Les deux jeux accordent une liberté certaine dans la manière dont le ou la joueur·se appréhendera le plateau du prélude dans Zelda et les premiers mondes de Super Mario Odyssey. Breath of the Wild propose de comprendre les interactions possibles avec son environnement d’une manière certes empirique mais nécessitant la compréhension d’un nombre important d’actions spécialisées, tandis que Mario n’en propose que deux: lancer son chapeau et sauter. Tout·e joueur·se est théoriquement capable d’accéder à la totalité des premiers mondes après quelques minutes d’apprentissage : Toutes les zones sont accessibles sans utiliser de sauts complexes.   

Voir l’entrée dans le monde du jeu comme une phase d’épanouissement plutôt que de frustration

Dans le cas de Breath of the Wild, outre l’absence d’obstacles incontournables, une importante expérience contemplative est proposée pour qui ne parviendrait pas à manipuler correctement cet arsenal d’action. Un jeu secondaire est présent sous la couche tutoriel du plateau du prélude, un jeu permettant de s’écarter de la lourdeur de l’arsenal d’actions et de simplement profiter du paysage.

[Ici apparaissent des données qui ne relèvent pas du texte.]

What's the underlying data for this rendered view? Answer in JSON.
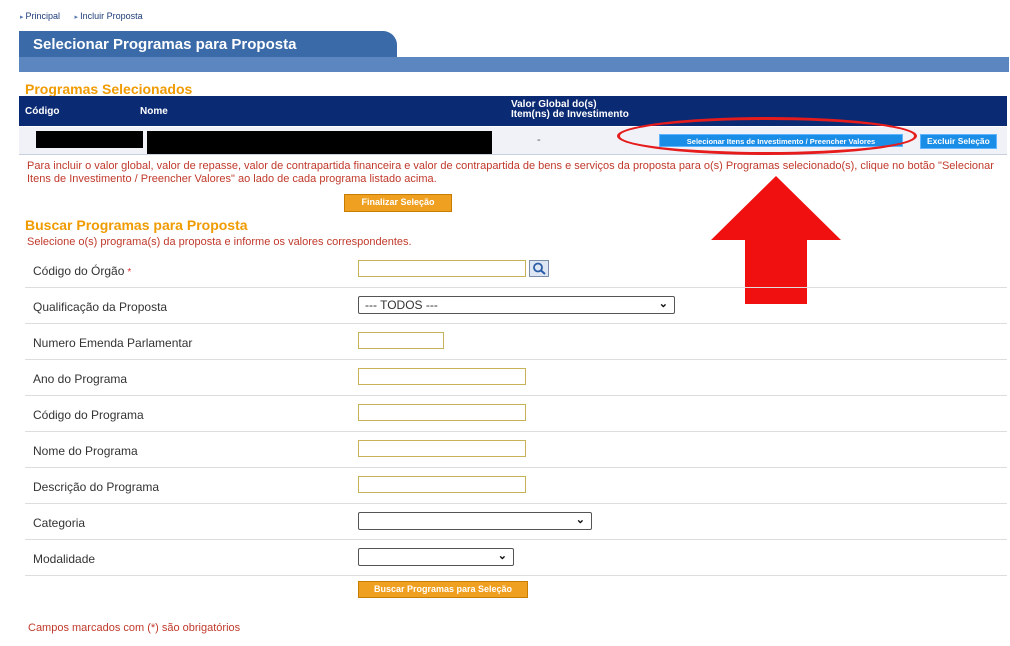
{
  "breadcrumb": {
    "items": [
      "Principal",
      "Incluir Proposta"
    ]
  },
  "page_title": "Selecionar Programas para Proposta",
  "selected": {
    "title": "Programas Selecionados",
    "headers": {
      "codigo": "Código",
      "nome": "Nome",
      "valor_line1": "Valor Global do(s)",
      "valor_line2": "Item(ns) de Investimento"
    },
    "row": {
      "valor": "-"
    },
    "select_items_button": "Selecionar Itens de Investimento / Preencher Valores",
    "exclude_button": "Excluir Seleção"
  },
  "instruction": "Para incluir o valor global, valor de repasse, valor de contrapartida financeira e valor de contrapartida de bens e serviços da proposta para o(s) Programas selecionado(s), clique no botão \"Selecionar Itens de Investimento / Preencher Valores\" ao lado de cada programa listado acima.",
  "finalize_button": "Finalizar Seleção",
  "search": {
    "title": "Buscar Programas para Proposta",
    "hint": "Selecione o(s) programa(s) da proposta e informe os valores correspondentes.",
    "fields": {
      "orgao": {
        "label": "Código do Órgão",
        "required_mark": "*",
        "value": ""
      },
      "qualificacao": {
        "label": "Qualificação da Proposta",
        "selected": "--- TODOS ---"
      },
      "emenda": {
        "label": "Numero Emenda Parlamentar",
        "value": ""
      },
      "ano": {
        "label": "Ano do Programa",
        "value": ""
      },
      "codigo": {
        "label": "Código do Programa",
        "value": ""
      },
      "nome": {
        "label": "Nome do Programa",
        "value": ""
      },
      "descricao": {
        "label": "Descrição do Programa",
        "value": ""
      },
      "categoria": {
        "label": "Categoria",
        "selected": ""
      },
      "modalidade": {
        "label": "Modalidade",
        "selected": ""
      }
    },
    "search_button": "Buscar Programas para Seleção"
  },
  "footer_note": "Campos marcados com (*) são obrigatórios",
  "colors": {
    "header_navy": "#0a2a73",
    "accent_orange": "#f09b00",
    "highlight_red": "#e61b1b",
    "button_blue": "#1a8de6"
  }
}
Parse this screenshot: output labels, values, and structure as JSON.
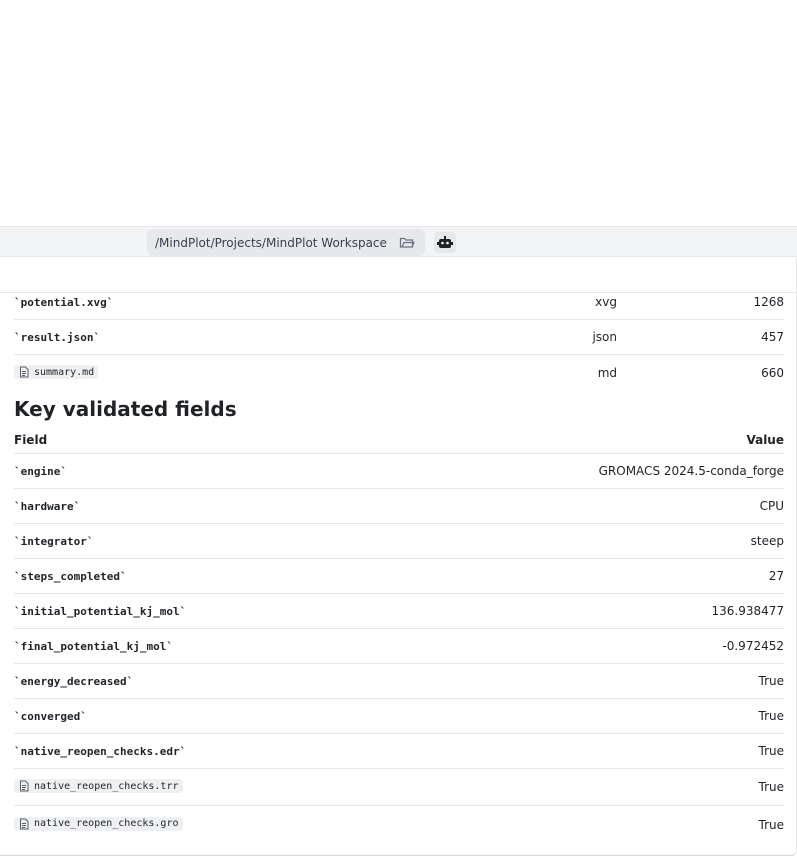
{
  "toolbar": {
    "path": "/MindPlot/Projects/MindPlot Workspace"
  },
  "files": [
    {
      "name": "`potential.xvg`",
      "type": "xvg",
      "size": "1268",
      "chip": false
    },
    {
      "name": "`result.json`",
      "type": "json",
      "size": "457",
      "chip": false
    },
    {
      "name": "summary.md",
      "type": "md",
      "size": "660",
      "chip": true
    }
  ],
  "section": {
    "title": "Key validated fields",
    "col_field": "Field",
    "col_value": "Value"
  },
  "fields": [
    {
      "name": "`engine`",
      "value": "GROMACS 2024.5-conda_forge",
      "chip": false
    },
    {
      "name": "`hardware`",
      "value": "CPU",
      "chip": false
    },
    {
      "name": "`integrator`",
      "value": "steep",
      "chip": false
    },
    {
      "name": "`steps_completed`",
      "value": "27",
      "chip": false
    },
    {
      "name": "`initial_potential_kj_mol`",
      "value": "136.938477",
      "chip": false
    },
    {
      "name": "`final_potential_kj_mol`",
      "value": "-0.972452",
      "chip": false
    },
    {
      "name": "`energy_decreased`",
      "value": "True",
      "chip": false
    },
    {
      "name": "`converged`",
      "value": "True",
      "chip": false
    },
    {
      "name": "`native_reopen_checks.edr`",
      "value": "True",
      "chip": false
    },
    {
      "name": "native_reopen_checks.trr",
      "value": "True",
      "chip": true
    },
    {
      "name": "native_reopen_checks.gro",
      "value": "True",
      "chip": true
    }
  ]
}
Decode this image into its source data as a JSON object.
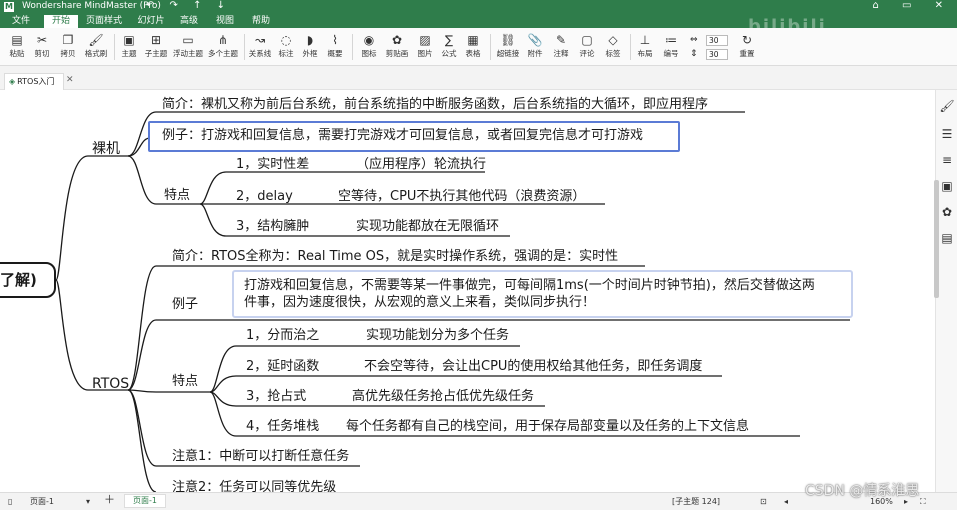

C’est une couche de jeu essentielle pour les nouv·eaux·elles joueur·ses, qui trouveront dans cette pratique une manière de faire leurs marques et de s’habituer au maniement complexe des deux joysticks.

Voila deux rapports à l’accessibilité différents pour deux jeux phares d’une console grand public.

Mécaniques complémentaires et mécaniques additionnées

En outre, maîtriser les mécaniques de Zelda Breath of the Wild consiste à coordonner de nombreuses actions contextuelles et leurs combinaisons, tandis que Mario permet, à partir de deux actions, de construire des actions nouvelles à la manière d’un puzzle dont les pièces seraient l’ordre et le rythme dans lesquelles chacune des actions de base sont employées.   

Le large panel d’actions de Mario se découvre au fur et à mesure que l’on maîtrise ses subtilités : On n’est jamais submergé sous le nombre d’actions immédiatement disponibles, puisque les actions auxiliaires ne se découvrent que lorsque l’on maîtrise les actions de base.   Outre tout cela, Zelda dispose d’un plafond de maîtrise étonnamment bas au vu de son arsenal d’actions étendu. On peut expliquer cela par la contextualité de ses mécaniques : elles se complètent mais ne s’additionnent pas. De son côté, le plafond de maîtrise de Mario est extraordinairement haut, ce qui peut paraître aussi étonnant à la vue du faible nombre de ses actions de base, cela peut cependant s’expliquer par l’universalité de ses mécaniques, qui s’additionnent parfaitement.   

Un level design inclusif

On peut voir en quoi les deux jeux parviennent à promettre une bonne accessibilité fondamentale : pour un·e tout·e nouveau·lle joueur·se, il est possible de se promener et de profiter du paysage le temps de prendre ses marques dans Breath of the Wild, tandis que la prise en main formidablement simple de Mario et l’accessibilité de son level design permet de se confronter immédiatement à ses obstacles. Il offre la possibilité de découvrir les contrôles si particuliers de la manette tout en parcourant simplement les premiers mondes.

En fin de compte, ma tante s’amuse beaucoup sur les deux jeux, et c’est peut être le plus important. ■

Baptiste Sibony, Les Chroniques du Désert Rouge, 2017.